Applicable from April, 2007, CST will be reduced to 3% from the existing 4% rate. Under the existing CST regime, manufacturing companies had small warehouses and depots in every state. This was done to reduce the CST burden, which they would have incurred if they carted goods from a neighbouring state.
With the phasing out of CST, they can avoid that and outsource the job to logistics service providers who can build large warehouses in few key locations and reap economies of scale. Says Prashant Mishra, manager-marketing communication, Safexpress, "This is a welcome move as the overall share of the pie of the express distribution will surely increase.
Moreover, it will also ascertain more avenues for the logistics industry as companies shall start planning their supply chain based on demand rather than worrying about tax savings."
What essentially used to take place under the CST regime was that in their bid to save taxes, companies would often set up multiple stocking points which would result in higher costs of inventory, manpower, infrastructure and other overheads.
But with the gradual phasing out of CST, manufacturers will be able to operate on a hub-and-spoke model. Thus, they can have large regional warehouses that can be used to supply cargo to different states in the region, which in turn will lead to greater outsourcing of the job to logistics service providers.
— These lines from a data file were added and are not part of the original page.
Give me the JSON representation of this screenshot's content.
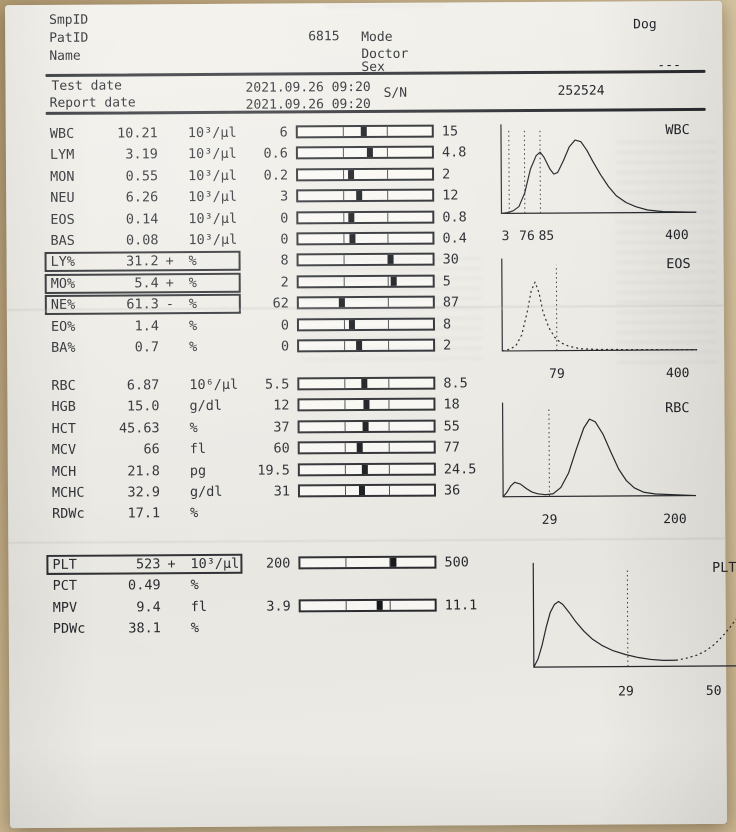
{
  "header": {
    "smpid_label": "SmpID",
    "patid_label": "PatID",
    "name_label": "Name",
    "patid_value": "6815",
    "mode_label": "Mode",
    "doctor_label": "Doctor",
    "sex_label": "Sex",
    "species_value": "Dog",
    "sex_value": "---",
    "test_date_label": "Test date",
    "test_date_value": "2021.09.26 09:20",
    "report_date_label": "Report date",
    "report_date_value": "2021.09.26 09:20",
    "sn_label": "S/N",
    "sn_value": "252524"
  },
  "results": {
    "wbc_group": [
      {
        "name": "WBC",
        "value": "10.21",
        "flag": "",
        "unit": "10³/µl",
        "boxed": false,
        "bar": {
          "low": "6",
          "high": "15"
        }
      },
      {
        "name": "LYM",
        "value": "3.19",
        "flag": "",
        "unit": "10³/µl",
        "boxed": false,
        "bar": {
          "low": "0.6",
          "high": "4.8"
        }
      },
      {
        "name": "MON",
        "value": "0.55",
        "flag": "",
        "unit": "10³/µl",
        "boxed": false,
        "bar": {
          "low": "0.2",
          "high": "2"
        }
      },
      {
        "name": "NEU",
        "value": "6.26",
        "flag": "",
        "unit": "10³/µl",
        "boxed": false,
        "bar": {
          "low": "3",
          "high": "12"
        }
      },
      {
        "name": "EOS",
        "value": "0.14",
        "flag": "",
        "unit": "10³/µl",
        "boxed": false,
        "bar": {
          "low": "0",
          "high": "0.8"
        }
      },
      {
        "name": "BAS",
        "value": "0.08",
        "flag": "",
        "unit": "10³/µl",
        "boxed": false,
        "bar": {
          "low": "0",
          "high": "0.4"
        }
      },
      {
        "name": "LY%",
        "value": "31.2",
        "flag": "+",
        "unit": "%",
        "boxed": true,
        "bar": {
          "low": "8",
          "high": "30"
        }
      },
      {
        "name": "MO%",
        "value": "5.4",
        "flag": "+",
        "unit": "%",
        "boxed": true,
        "bar": {
          "low": "2",
          "high": "5"
        }
      },
      {
        "name": "NE%",
        "value": "61.3",
        "flag": "-",
        "unit": "%",
        "boxed": true,
        "bar": {
          "low": "62",
          "high": "87"
        }
      },
      {
        "name": "EO%",
        "value": "1.4",
        "flag": "",
        "unit": "%",
        "boxed": false,
        "bar": {
          "low": "0",
          "high": "8"
        }
      },
      {
        "name": "BA%",
        "value": "0.7",
        "flag": "",
        "unit": "%",
        "boxed": false,
        "bar": {
          "low": "0",
          "high": "2"
        }
      }
    ],
    "rbc_group": [
      {
        "name": "RBC",
        "value": "6.87",
        "flag": "",
        "unit": "10⁶/µl",
        "boxed": false,
        "bar": {
          "low": "5.5",
          "high": "8.5"
        }
      },
      {
        "name": "HGB",
        "value": "15.0",
        "flag": "",
        "unit": "g/dl",
        "boxed": false,
        "bar": {
          "low": "12",
          "high": "18"
        }
      },
      {
        "name": "HCT",
        "value": "45.63",
        "flag": "",
        "unit": "%",
        "boxed": false,
        "bar": {
          "low": "37",
          "high": "55"
        }
      },
      {
        "name": "MCV",
        "value": "66",
        "flag": "",
        "unit": "fl",
        "boxed": false,
        "bar": {
          "low": "60",
          "high": "77"
        }
      },
      {
        "name": "MCH",
        "value": "21.8",
        "flag": "",
        "unit": "pg",
        "boxed": false,
        "bar": {
          "low": "19.5",
          "high": "24.5"
        }
      },
      {
        "name": "MCHC",
        "value": "32.9",
        "flag": "",
        "unit": "g/dl",
        "boxed": false,
        "bar": {
          "low": "31",
          "high": "36"
        }
      },
      {
        "name": "RDWc",
        "value": "17.1",
        "flag": "",
        "unit": "%",
        "boxed": false,
        "bar": null
      }
    ],
    "plt_group": [
      {
        "name": "PLT",
        "value": "523",
        "flag": "+",
        "unit": "10³/µl",
        "boxed": true,
        "bar": {
          "low": "200",
          "high": "500"
        }
      },
      {
        "name": "PCT",
        "value": "0.49",
        "flag": "",
        "unit": "%",
        "boxed": false,
        "bar": null
      },
      {
        "name": "MPV",
        "value": "9.4",
        "flag": "",
        "unit": "fl",
        "boxed": false,
        "bar": {
          "low": "3.9",
          "high": "11.1"
        }
      },
      {
        "name": "PDWc",
        "value": "38.1",
        "flag": "",
        "unit": "%",
        "boxed": false,
        "bar": null
      }
    ]
  },
  "histograms": [
    {
      "label": "WBC",
      "x_labels": [
        {
          "t": "3",
          "p": 2
        },
        {
          "t": "76",
          "p": 13
        },
        {
          "t": "85",
          "p": 23
        },
        {
          "t": "400",
          "p": 90
        }
      ],
      "dotted_lines": [
        4,
        12,
        20
      ],
      "segments": [
        {
          "style": "solid",
          "points": [
            [
              0,
              0
            ],
            [
              3,
              1
            ],
            [
              6,
              3
            ],
            [
              9,
              8
            ],
            [
              12,
              24
            ],
            [
              15,
              52
            ],
            [
              18,
              68
            ],
            [
              20,
              72
            ],
            [
              22,
              66
            ],
            [
              25,
              52
            ],
            [
              27,
              46
            ],
            [
              29,
              48
            ],
            [
              32,
              62
            ],
            [
              35,
              78
            ],
            [
              38,
              86
            ],
            [
              41,
              84
            ],
            [
              44,
              74
            ],
            [
              47,
              61
            ],
            [
              51,
              45
            ],
            [
              55,
              31
            ],
            [
              59,
              20
            ],
            [
              64,
              12
            ],
            [
              69,
              7
            ],
            [
              75,
              3
            ],
            [
              83,
              1
            ],
            [
              100,
              0
            ]
          ]
        }
      ]
    },
    {
      "label": "EOS",
      "x_labels": [
        {
          "t": "79",
          "p": 28
        },
        {
          "t": "400",
          "p": 90
        }
      ],
      "dotted_lines": [
        28
      ],
      "segments": [
        {
          "style": "dotted",
          "points": [
            [
              0,
              0
            ],
            [
              4,
              2
            ],
            [
              7,
              6
            ],
            [
              10,
              18
            ],
            [
              13,
              45
            ],
            [
              15,
              68
            ],
            [
              17,
              78
            ],
            [
              19,
              66
            ],
            [
              21,
              44
            ],
            [
              24,
              26
            ],
            [
              27,
              15
            ],
            [
              30,
              9
            ],
            [
              34,
              5
            ],
            [
              40,
              2
            ],
            [
              50,
              1
            ],
            [
              100,
              0
            ]
          ]
        }
      ]
    },
    {
      "label": "RBC",
      "x_labels": [
        {
          "t": "29",
          "p": 24
        },
        {
          "t": "200",
          "p": 89
        }
      ],
      "dotted_lines": [
        24
      ],
      "segments": [
        {
          "style": "solid",
          "points": [
            [
              0,
              0
            ],
            [
              2,
              5
            ],
            [
              4,
              12
            ],
            [
              6,
              16
            ],
            [
              9,
              14
            ],
            [
              12,
              9
            ],
            [
              15,
              5
            ],
            [
              18,
              3
            ],
            [
              22,
              2
            ],
            [
              26,
              3
            ],
            [
              30,
              10
            ],
            [
              34,
              26
            ],
            [
              38,
              52
            ],
            [
              42,
              76
            ],
            [
              45,
              86
            ],
            [
              48,
              83
            ],
            [
              52,
              69
            ],
            [
              56,
              49
            ],
            [
              60,
              30
            ],
            [
              64,
              17
            ],
            [
              68,
              9
            ],
            [
              73,
              4
            ],
            [
              79,
              2
            ],
            [
              100,
              0
            ]
          ]
        }
      ]
    },
    {
      "label": "PLT",
      "x_labels": [
        {
          "t": "29",
          "p": 44
        },
        {
          "t": "50",
          "p": 86
        }
      ],
      "dotted_lines": [
        45
      ],
      "segments": [
        {
          "style": "solid",
          "points": [
            [
              0,
              0
            ],
            [
              2,
              8
            ],
            [
              4,
              22
            ],
            [
              6,
              40
            ],
            [
              8,
              55
            ],
            [
              10,
              63
            ],
            [
              12,
              66
            ],
            [
              14,
              63
            ],
            [
              17,
              55
            ],
            [
              20,
              46
            ],
            [
              24,
              36
            ],
            [
              28,
              28
            ],
            [
              33,
              21
            ],
            [
              38,
              16
            ],
            [
              44,
              12
            ],
            [
              50,
              9
            ],
            [
              56,
              7
            ],
            [
              62,
              6
            ],
            [
              68,
              6
            ]
          ]
        },
        {
          "style": "dotted",
          "points": [
            [
              68,
              6
            ],
            [
              73,
              8
            ],
            [
              78,
              11
            ],
            [
              82,
              15
            ],
            [
              86,
              21
            ],
            [
              90,
              29
            ],
            [
              94,
              39
            ],
            [
              98,
              50
            ],
            [
              100,
              56
            ]
          ]
        }
      ]
    }
  ]
}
Mr Mishra also believes that phasing out of CST will also pave the way for value-added taxation (VAT) becoming a central level tax which in turn can guarantee a much smoother logistics and distribution.
The CST is expected to be phased out over a period of three years-from 4% to 3% in 2007-08, 2% in 2008-09 and 1% in 2009-10. The tax will be phased out completely in 2010-11.
What's surprising is that, sometimes manufacturers have resorted to some extreme steps in their bid to reduce taxes. Says Vineet Agarwal, executive director, Transport Corporation of India (TCI), "Higher CST forced some dealers to move goods without valid documents.
In competitive transportation market many transporters were forced to carry such goods. This also resulted in greater checking at check-posts and more vehicles standing idle with goods at such check-posts affecting productivity of resources."